I have this new friend – turns out we grew up just a few miles away from each other and know the same people.
In fact one of my more popular stories about the time I saw a high school classmate naked is a friend of hers. She even crafted half of my upcoming book’s title today, and her suggestions were better than what I had penned.
As a thank you to her I promised I’d wax on anything she wanted. Here we go.
- Ingrown Hairs
This is an impressive coincidence Just this morning I noticed a red bump on my neck – the result of an ingrown hair. I went online to see if Walgreens carries Tend Skin which cures the red bump things. They do, but only online. Crap. Wait, there’s probably a DIY version of this for the cheapasses like myself. Yep! On a male bodybuilding forum (no shitting here) I found a lively discussion on how to shave your whole body without getting ingrown hairs. The unanimous conclusion was since there is no way to do this, you must make your own TendSkin. Here’s the ingredients – Isopropyl alcohol (70%), crushed aspirin, Witch Hazel. I walked over to Walgreens, bought it, and brewed up a batch. I put it in a water bottle which I will keep under my sink. And yes, it works.
Oh, also, after reading the bodybuilding chest shaving thread I’m pretty sure I’m gay now.
- One Ply vs Two Ply Toilet Paper …The Tough Rub
I will hardly dignify this with a response. Your b-hole is worth more than $1.99 a six pack, okay? I’ve never met your b-hole, never seen your b-hole, nor ever introduced my b-hole to your b-hole, but I know this. Your fanny deserves better. And, I’ll even go one further. You deserve even better than just normal two ply. I’m talking about Cottenelle, friends. And it only slightly is edged out by the bidet, the ultimate in ass technology. Since we can’t all install urinals and bidets like we should, you can drop a few extra bucks on the good paper. Remember, we’re having burritos tonight.
- Dickies? Why not?
When I was in my twenties and I went out to meet women, I never wore underwear. In my immature mind that would be the sexiest thing if I was lucky enough to bring a young lass back to my studio apartment. But only sociopaths don’t wear underwear, and a normal girl would run screaming the other way. It wasn’t a good strategy. Now, I wear turtlenecks out every now and then. But the same principle applies. A woman is not going to be impressed when she rips off my sweater vest to find a dickie underneath. Dickies = No Hickies.
- Small Town Cops
I got pulled over by a small town cop recently which I wrote about. Twice actually. No tickets either time. They seem to be less dickish than big city cops. I have no beef with them. It’s the big city cops that suck. Oh, and I noticed something recently. Only big city cops have mustaches! The small town ones are thinner, too. That’s all I got on this one.

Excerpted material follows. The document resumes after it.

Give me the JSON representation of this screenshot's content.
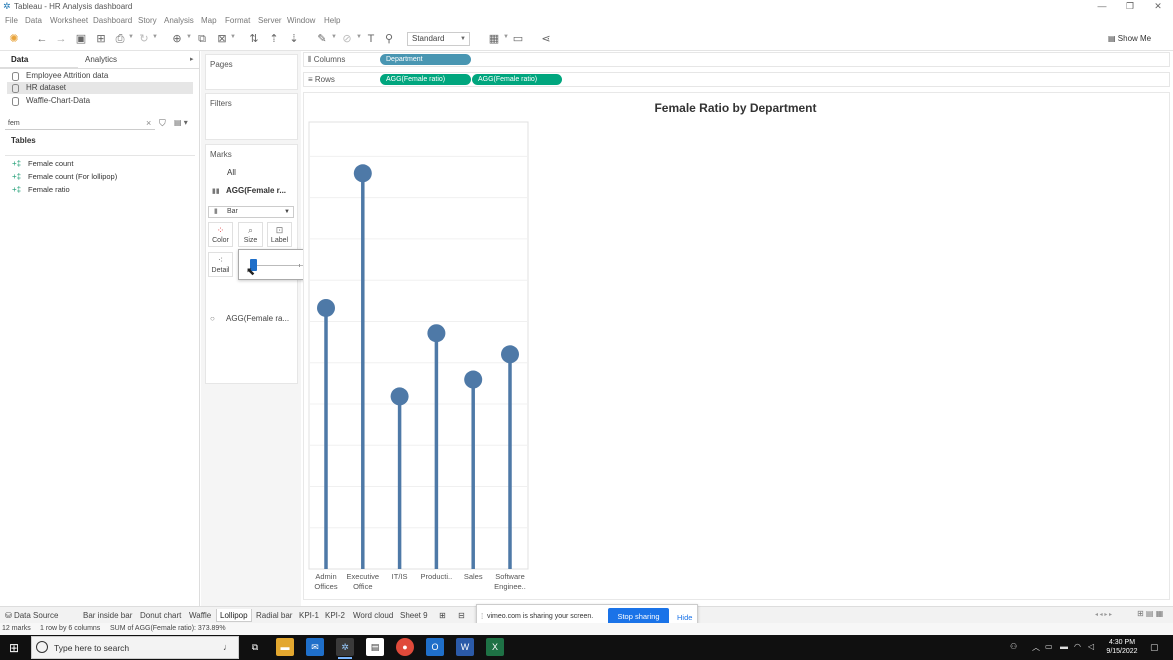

- Camouflage Trends and the Modern Man
I have this friend Ron who is the nicest, most peaceful guy on the planet. Except he loves killing things. His dad was a hunter so Ron became a hunter. But you’d never guess that he could even handle a gun. He is a gentle soul for the most part. But he has this closet of camouflage. Probably a whole liter of deer urine too. I hear those guys spray it on themselves before the hunt. Sitting in a duck blind up an oak with another dude at five am to shoot at a rabbit seems like a whole thing I don’t want to get into. Plus, if I owned guns I just know I’d want to try some trick shooting in the house. You know, like set up little targets in the dining room. No good would come of this. So, I stay away from the camouflage.
Oh, and dudes who wear the camo shorts. Knock it off.